On November 1st book “Crops” translated by professor Peter Constantine will be published by Rain Taxi. The book is accompanied by blurbs by Imani Perry, Sam Lipstyle, Cynthia Zarin and Richard Deming.
Rain Taxi’s OHM Editions is proud to publish a stunning chapbook of verse by award-winning Polish poet and musician Grzegorz Kwiatkowski.
“These poems’ voices are woven together in a subtle and ruthless tapestry: farmers speak of recurring massacres as if they were seasonal crop cycles; German soldiers remember the droll image of desperate people foolishly running in circles as they are hunted down in the fields; a six-year-old girl named Buzia reports in a brief and stark obituary how she was murdered. The poems are frightening testimonies: short, distilled, often cool and cold. Particularly frightening are the narrations of the perpetrators and the apologists, voicing in drab banality acts of sudden and devastating brutality. As Grzegorz Kwiatkowski warns: “We must not forget our tragic past because it might well return. The mechanism for its return has already been set in motion.”

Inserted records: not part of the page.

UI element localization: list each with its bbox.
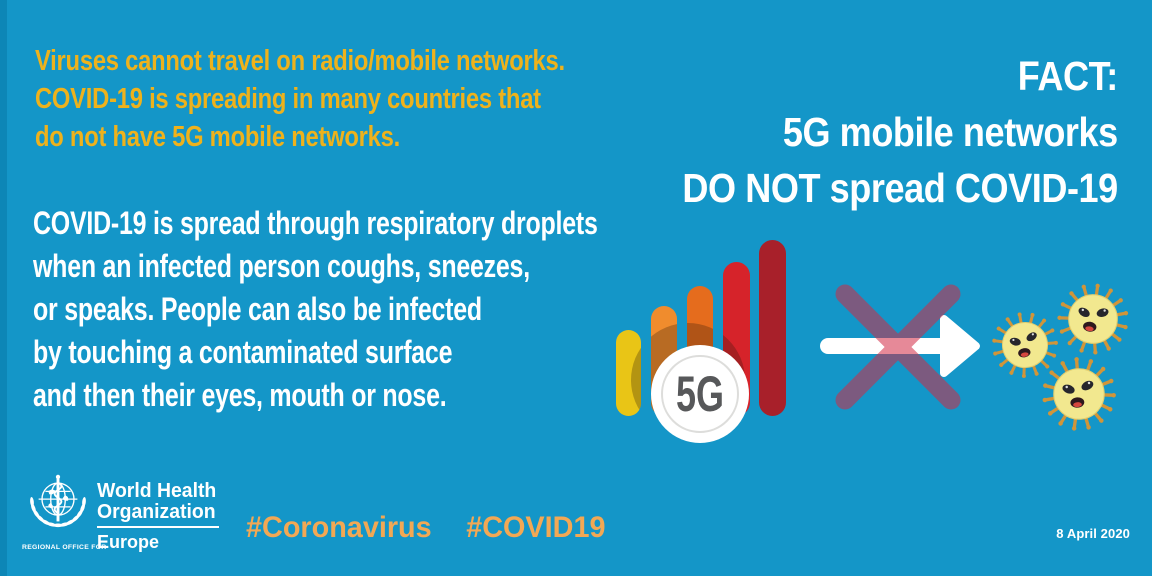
signal-bar-5	[759, 240, 786, 416]
left-accent-stripe	[0, 0, 7, 576]
explanation-line: or speaks. People can also be infected	[33, 291, 482, 327]
signal-bar-1	[616, 330, 641, 416]
coronavirus-group	[987, 279, 1134, 433]
coronavirus-icon	[1040, 355, 1119, 434]
myth-statement: Viruses cannot travel on radio/mobile ne…	[35, 42, 565, 156]
fact-line: DO NOT spread COVID-19	[682, 165, 1119, 211]
myth-line: Viruses cannot travel on radio/mobile ne…	[35, 45, 565, 77]
explanation-paragraph: COVID-19 is spread through respiratory d…	[33, 202, 598, 417]
5g-badge-label: 5G	[676, 367, 724, 422]
who-logo: World Health Organization REGIONAL OFFIC…	[22, 470, 282, 566]
no-cross-icon	[835, 284, 961, 410]
hashtag-coronavirus: #Coronavirus	[246, 511, 432, 544]
5g-signal-bars-icon: 5G	[616, 240, 786, 443]
explanation-line: and then their eyes, mouth or nose.	[33, 377, 447, 413]
explanation-line: when an infected person coughs, sneezes,	[33, 248, 530, 284]
who-emblem-icon	[29, 474, 87, 528]
explanation-line: by touching a contaminated surface	[33, 334, 453, 370]
myth-line: do not have 5G mobile networks.	[35, 121, 401, 153]
explanation-line: COVID-19 is spread through respiratory d…	[33, 205, 598, 241]
fact-line: FACT:	[1017, 53, 1118, 99]
hashtags: #Coronavirus #COVID19	[246, 511, 605, 545]
fact-headline: FACT: 5G mobile networks DO NOT spread C…	[682, 48, 1119, 216]
fact-line: 5G mobile networks	[783, 109, 1118, 155]
publication-date: 8 April 2020	[1056, 526, 1130, 541]
who-office-label: REGIONAL OFFICE FOR	[22, 544, 107, 551]
coronavirus-icon	[1053, 279, 1134, 359]
who-region-label: Europe	[97, 532, 160, 552]
hashtag-covid19: #COVID19	[466, 511, 606, 544]
myth-line: COVID-19 is spreading in many countries …	[35, 83, 541, 115]
logo-divider	[97, 526, 219, 528]
who-org-name: World Health Organization	[97, 480, 217, 523]
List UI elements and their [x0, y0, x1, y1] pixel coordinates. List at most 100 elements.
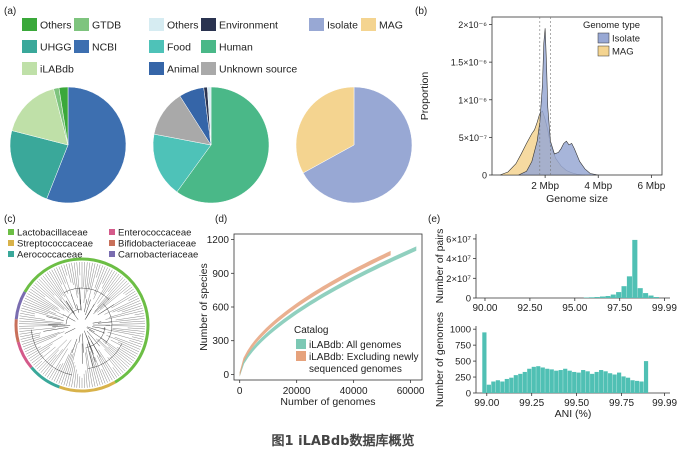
histogram-bar: [558, 370, 563, 393]
legend-label: Carnobacteriaceae: [118, 250, 198, 261]
tree-branch: [80, 299, 82, 311]
tree-branch: [30, 288, 59, 309]
legend-swatch: [8, 240, 14, 246]
tree-arc: [30, 329, 73, 376]
histogram-bar: [625, 377, 631, 393]
histogram-bar: [567, 370, 572, 393]
histogram-bar: [605, 296, 611, 298]
tree-branch: [99, 353, 115, 379]
x-axis-label: Number of genomes: [280, 396, 375, 408]
tree-branch: [43, 327, 69, 332]
histogram-bar: [610, 294, 616, 298]
histogram-bar: [563, 368, 568, 393]
histogram-bar: [540, 367, 545, 393]
tree-branch: [107, 280, 128, 301]
tree-branch: [86, 327, 95, 333]
tree-branch: [65, 300, 75, 314]
tree-branch: [111, 323, 145, 325]
tree-branch: [22, 332, 60, 345]
tree-branch: [22, 331, 65, 348]
histogram-bar: [527, 368, 532, 393]
legend-swatch: [8, 251, 14, 257]
family-ring-segment: [14, 291, 27, 320]
legend-swatch: [296, 351, 306, 361]
tree-branch: [58, 266, 66, 284]
legend-swatch: [597, 45, 610, 57]
legend-label: Human: [219, 42, 253, 54]
y-tick-label: 0: [482, 171, 487, 181]
legend-swatch: [109, 251, 115, 257]
tree-branch: [49, 271, 66, 297]
x-axis-label: ANI (%): [555, 408, 592, 420]
tree-branch: [23, 300, 57, 315]
tree-branch: [123, 286, 133, 294]
tree-branch: [83, 262, 85, 287]
y-tick-label: 4×10⁷: [446, 254, 471, 265]
tree-branch: [102, 268, 111, 284]
legend-swatch: [74, 40, 89, 53]
tree-branch: [105, 310, 144, 320]
tree-branch: [20, 334, 41, 340]
legend-label: MAG: [612, 47, 634, 58]
tree-branch: [27, 336, 63, 357]
tree-branch: [62, 314, 76, 322]
tree-branch: [76, 262, 81, 305]
tree-branch: [51, 269, 74, 310]
tree-branch: [88, 350, 98, 387]
tree-branch: [56, 354, 70, 383]
legend-swatch: [22, 62, 37, 75]
tree-branch: [122, 305, 142, 313]
legend-label: Isolate: [327, 20, 358, 32]
tree-branch: [24, 298, 50, 311]
tree-branch: [19, 327, 56, 332]
tree-branch: [71, 338, 78, 354]
pie-slice: [152, 133, 212, 193]
tree-branch: [85, 308, 92, 319]
histogram-bar: [509, 377, 514, 393]
tree-branch: [78, 334, 81, 343]
legend-swatch: [201, 40, 216, 53]
tree-branch: [97, 304, 115, 316]
tree-branch: [109, 307, 143, 318]
tree-branch: [44, 273, 70, 308]
tree-branch: [94, 356, 106, 384]
tree-branch: [94, 296, 109, 312]
y-tick-label: 0: [466, 294, 471, 305]
histogram-bar: [599, 296, 606, 298]
tree-branch: [108, 278, 126, 298]
tree-branch: [53, 363, 64, 382]
pie-slice: [176, 86, 270, 204]
histogram-bar: [554, 370, 559, 393]
histogram-bar: [504, 378, 509, 393]
tree-branch: [73, 369, 77, 388]
histogram-bar: [603, 371, 608, 393]
tree-branch: [92, 321, 102, 324]
tree-branch: [33, 284, 65, 311]
y-tick-label: 600: [212, 303, 229, 314]
tree-branch: [46, 272, 63, 296]
tree-branch: [128, 295, 138, 301]
tree-branch: [83, 262, 88, 303]
tree-branch: [22, 305, 49, 315]
tree-branch: [93, 297, 111, 315]
histogram-bar: [585, 371, 590, 393]
tree-branch: [49, 348, 68, 379]
histogram-bar: [495, 380, 500, 393]
legend-label: UHGG: [40, 42, 72, 54]
tree-branch: [114, 337, 142, 348]
tree-branch: [44, 339, 72, 377]
tree-branch: [19, 318, 64, 324]
legend-swatch: [109, 229, 115, 235]
tree-branch: [127, 327, 145, 330]
histogram-bar: [576, 372, 581, 393]
x-tick-label: 99.99: [652, 303, 677, 314]
tree-branch: [79, 262, 81, 276]
tree-branch: [31, 286, 46, 298]
y-tick-label: 500: [455, 357, 471, 368]
pie-slice: [46, 86, 127, 204]
x-tick-label: 99.50: [564, 398, 589, 409]
y-tick-label: 1×10⁻⁶: [458, 95, 487, 105]
legend-swatch: [74, 18, 89, 31]
panel-label: (a): [4, 6, 16, 17]
pie-slice: [11, 88, 69, 146]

—From the Translator’s Foreword
ADVANCE PRAISE FOR CROPS
These poems are brutal, strangely exquisite, and, unfortunately, still necessary. With his words and his music and his relentless campaign of stark honesty and regenerative connection, Grzegorz Kwiatkowski is a genuine glimmer of hope in a darkening world.
—Sam Lipsyte
I have found these poems to be emotionally compelling and profound. I expect fellow readers will enjoy this beautiful work.
—Imani Perry
Grzegorz Kwiatkowski once said, “I think that we should be conscious about the evil that is inside every one of us.” In his collection Crops, Kwiatkowski’s taut, tense poems sound the depths of our darkest history. Masterfully rendered by Peter Constantine, one of our most brilliant translators, Crops reveals that the unforgettable is also the undeniable. Is it beautiful? I say it is powerfully necessary, unrelentingly direct. I say it burns.
—Richard Deming
In these searing, darkly beautiful, indelible poems, Kwiatkowski reminds us of what, at our peril, we must not forget.